In recent years, cognitive models based on the mathematical framework of Quantum Theory (QT) have been proposed to model, predict and provide a conceptual explanation of many of the above-mentioned irrational behaviours, where the uncertainty created in the human cognitive system interferes with the decisions in ways which is similar to that in quantum systems. When applied to model human decisions, QT extends the norms of rationality by generalising classical probability and vector space models (VSM), as complex-valued spaces (called Hilbert space) where the usage of complex numbers carries additional contextual information, which when combined with the rules of probability calculation in QT, helps us model interference between different decisions or decision criteria.
However, so far a systematic empirical investigation on irrational behaviours in online decision making is missing, especially in interactions where it is important to model user behaviours in order to drive more accurate predictions or augment decisions based on QT as a generalisation of classical logic and probability theory. It might be due to a flaw in existing data collection methodologies.

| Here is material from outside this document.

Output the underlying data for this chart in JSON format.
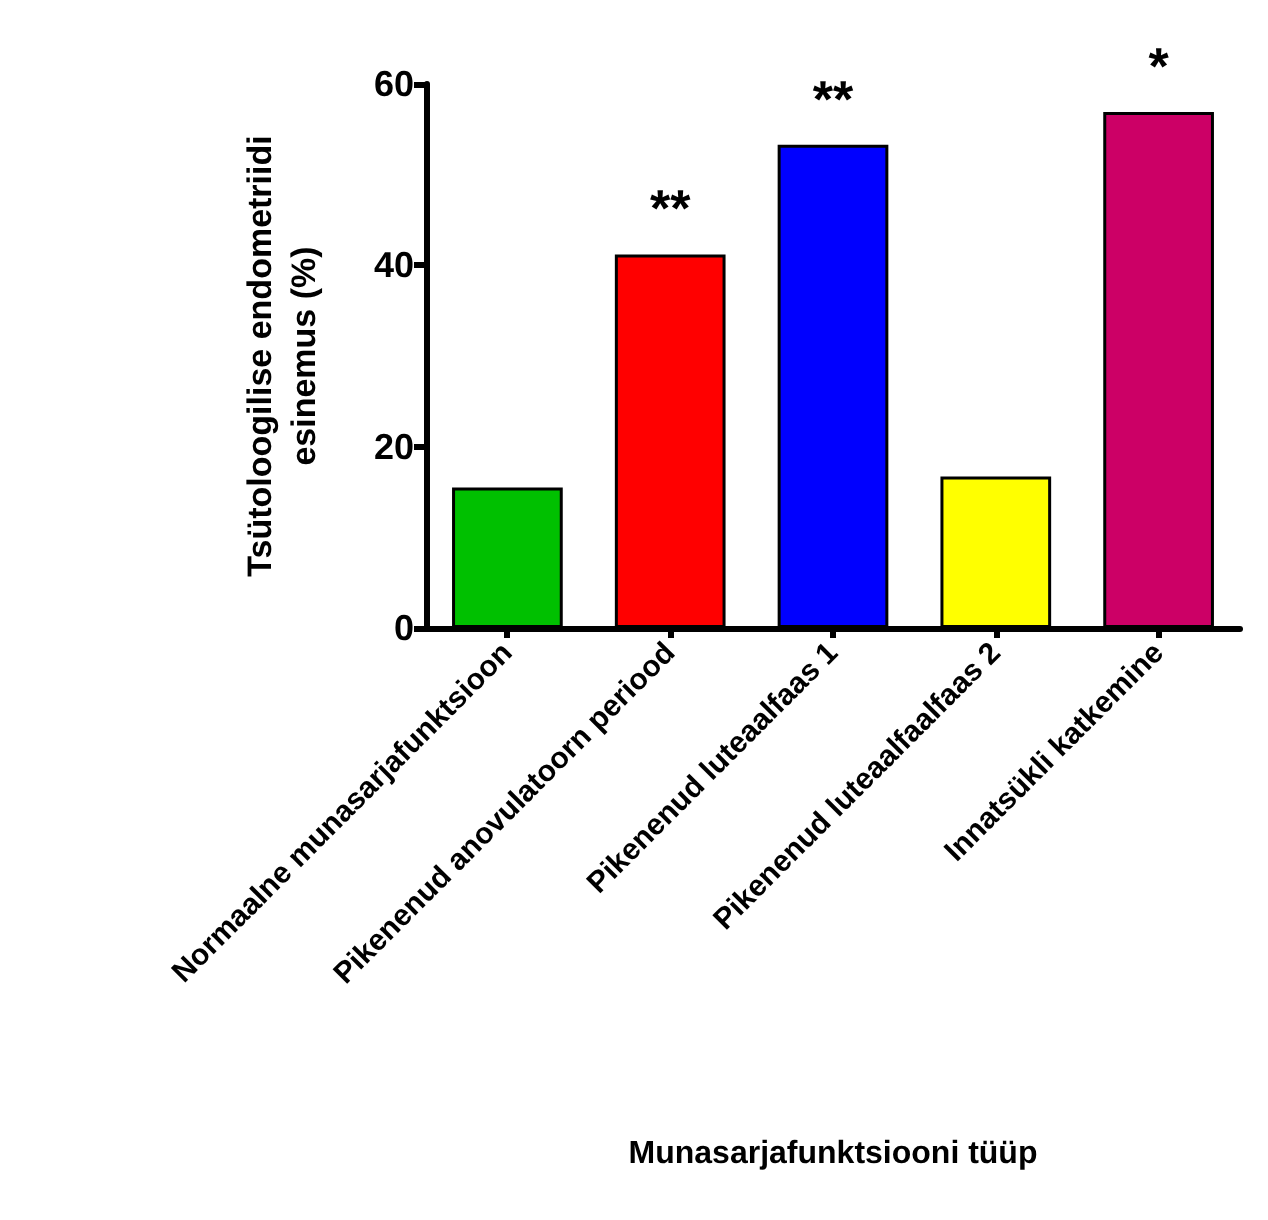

For example, common practice while collecting labels for different classes is to reject annotator disagreement as noise and fix one class label for a given object which has been judged by the majority of annotators. It should possible that both labels exist for the object at the same time, and the disagreement between annotators is due to their different contexts which leads to different semantic interpretations of the same information object.
This project aims to address this problem by empirical studies to capture irrational user behaviours in online decision-making. The key is to design protocols for data collection and annotation which take into account dynamic contexts and enable the possibility of irrational decision-making. Take sentiment classification as an example. One way would be to setup different contexts. For example, while evaluating a document, the order of paragraphs or ideas could be changed in a way that changes the sentiment or creates conflicting evidence for different sentiment labels. Another way could be to prime the users differently for a given text or image. For example, showing a highly negative text or image first may make a neutral text or image appear positive in comparison. In addition, we may also create texts or images which have content expressing all possible sentiments with respect to different aspects. The ultiumate goal is to explore how the classical norms of rationality are violated and can the underlying cognitive structure be modelled using quantum mathematics (e.g., using complex-valued Hilbert spaces, projection operators for calculating probabilities, tensor products) or conceptually augmented using features from QT (e.g., superposition, interference, contextuality).
Skills Required:
Good undergraduate degree (2.1 or above) or Master degree in Computing, ideally with experience in natural language processing and information retrieval.
Background Reading:
Uprety, S., Gkoumas, D., Song, D. (2020). A Survey of Quantum Theory Inspired Approaches to Information Retrieval. ACM Computing Surveys. 53(5), Article 98.
Uprety, S., Dehdashti, S., Fell, L., Bruza, P.D., and Song, D. (2019). Modelling Dynamic Interactions Between Relevance Dimensions. ICTIR2019, 35-42.
Uprety, S., Tiwari, P., Dehdashti, S., Fell, L., Song, D., Bruza, P.D., and Melucci, M. (2020). Quantum-like Structure in Multidimensional Relevance Judgements. ECIR2020, 728-742.
Liu, Y., Zhang, Y., Li, Q., Wang, B., Song, D. (2021). What Does Your Smile Mean? Jointly Detecting Multi-Modal Sarcasm and Sentiment Using Quantum Probability. Findings of the 2021 Conference on Empirical Methods in Natural Language Processing (EMNLP2021).